Ibrahim. Democracy would indeed be a worthy goal if we in the United States actually pursued it globally, and if we truly believed that other people should have the choice to decide for themselves as to whether or not they should embrace it. As Gandhi himself stated, “I would heartily welcome the union of East and West provided it is not based on brute force.”
7

It is the third component of this “single sustainable model,” an element benignly called “free enterprise,” that drives much of
The National Security Strategy of the United States of America
. Later on, the document further boasts, “Free trade and free markets have proven their ability to lift whole societies out of poverty.” Where are these “whole societies” that have allegedly been lifted out of poverty? Nowhere is there an acknowledgement of or engagement with North/South divisions, or the myriad ways in which globalization has worked to

make some of the rich super-rich, and the super-poor even poorer.
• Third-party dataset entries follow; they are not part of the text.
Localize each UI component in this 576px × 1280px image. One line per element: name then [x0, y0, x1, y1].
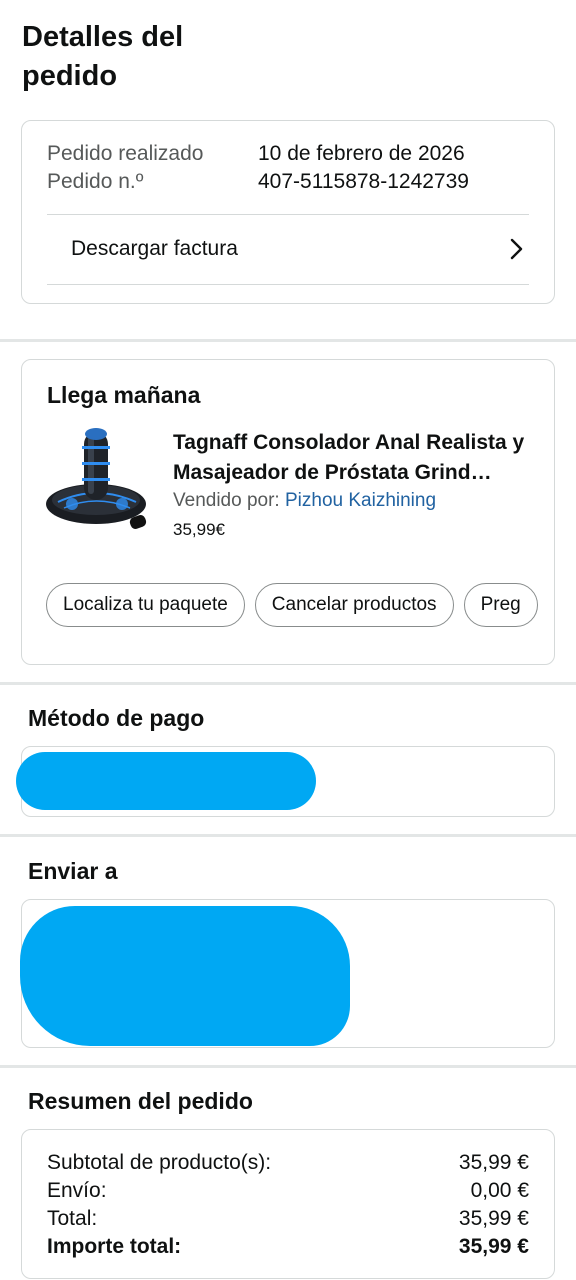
- delivery-heading: Llega mañana: [47, 382, 201, 408]
- summary-row-total: Total: 35,99 €: [47, 1207, 529, 1231]
- shipping-label: Envío:: [47, 1179, 107, 1202]
- grand-total-label: Importe total:: [47, 1235, 182, 1258]
- total-label: Total:: [47, 1207, 98, 1230]
- seller-line: Vendido por: Pizhou Kaizhining: [173, 490, 436, 512]
- section-divider: [0, 1065, 576, 1068]
- subtotal-label: Subtotal de producto(s):: [47, 1151, 272, 1174]
- total-value: 35,99 €: [458, 1207, 529, 1230]
- chevron-right-icon: [505, 237, 529, 261]
- seller-link[interactable]: Pizhou Kaizhining: [285, 490, 436, 511]
- summary-row-subtotal: Subtotal de producto(s): 35,99 €: [47, 1151, 529, 1175]
- order-summary-title: Resumen del pedido: [28, 1088, 253, 1114]
- summary-row-shipping: Envío: 0,00 €: [47, 1179, 529, 1203]
- order-placed-label: Pedido realizado: [47, 142, 204, 165]
- download-invoice-button[interactable]: Descargar factura: [47, 214, 529, 284]
- action-buttons-row[interactable]: Localiza tu paquete Cancelar productos Pre…: [46, 583, 538, 629]
- ship-to-title: Enviar a: [28, 858, 118, 884]
- ask-question-button[interactable]: Preg: [463, 583, 538, 627]
- redaction-mark: [20, 906, 350, 1046]
- divider: [47, 284, 529, 285]
- cancel-items-button[interactable]: Cancelar productos: [254, 583, 454, 627]
- download-invoice-label: Descargar factura: [71, 237, 238, 260]
- delivery-card: Llega mañana Tagnaff Consolador Anal Rea…: [21, 359, 555, 665]
- payment-method-title: Método de pago: [28, 705, 205, 731]
- order-info-card: Pedido realizado 10 de febrero de 2026 P…: [21, 120, 555, 304]
- section-divider: [0, 339, 576, 342]
- shipping-value: 0,00 €: [470, 1179, 529, 1202]
- page-title: Detalles del pedido: [22, 21, 184, 92]
- subtotal-value: 35,99 €: [458, 1151, 529, 1174]
- grand-total-value: 35,99 €: [458, 1235, 529, 1258]
- product-image[interactable]: [44, 424, 154, 536]
- redaction-mark: [16, 752, 316, 810]
- track-package-button[interactable]: Localiza tu paquete: [46, 583, 245, 627]
- section-divider: [0, 834, 576, 837]
- seller-label: Vendido por:: [173, 490, 280, 511]
- product-price: 35,99€: [173, 520, 225, 539]
- section-divider: [0, 682, 576, 685]
- summary-row-grand-total: Importe total: 35,99 €: [47, 1235, 529, 1259]
- order-number-value: 407-5115878-1242739: [258, 170, 469, 193]
- order-number-label: Pedido n.º: [47, 170, 144, 193]
- product-title-link[interactable]: Tagnaff Consolador Anal Realista y Masaj…: [173, 428, 538, 488]
- order-summary-card: Subtotal de producto(s): 35,99 € Envío: …: [21, 1129, 555, 1279]
- order-placed-value: 10 de febrero de 2026: [258, 142, 465, 165]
Another equally disturbing example of the essential arrogance that (mis)- informs
The National Security Strategy of the United States of America
is the call for a single system of morality. The President of the United States is here quoted as stating, “Some worry that it is somehow undiplomatic or impolite to speak the language of right and wrong. I disagree. Different circumstances require different methods, but not different moralities.”
8
Just whose system of morality is it that we are to abide by here? That of the President of the United States? Right-wing evangelical Christians? Tibetan Buddhists? Catholics? Secular Humanists? The implication is clear: according to this document, just as there is now (or so we are told) one sustainable model of national success, there is now one single acceptable system of morality. And it is the President of the United States (and his advisors) who get to determine what that is. It is precisely such a hegemonic discourse that progressive Muslims would challenge, in the same way that we reject the arrogant authoritarian discourse of Muslim literalist- exclusivists.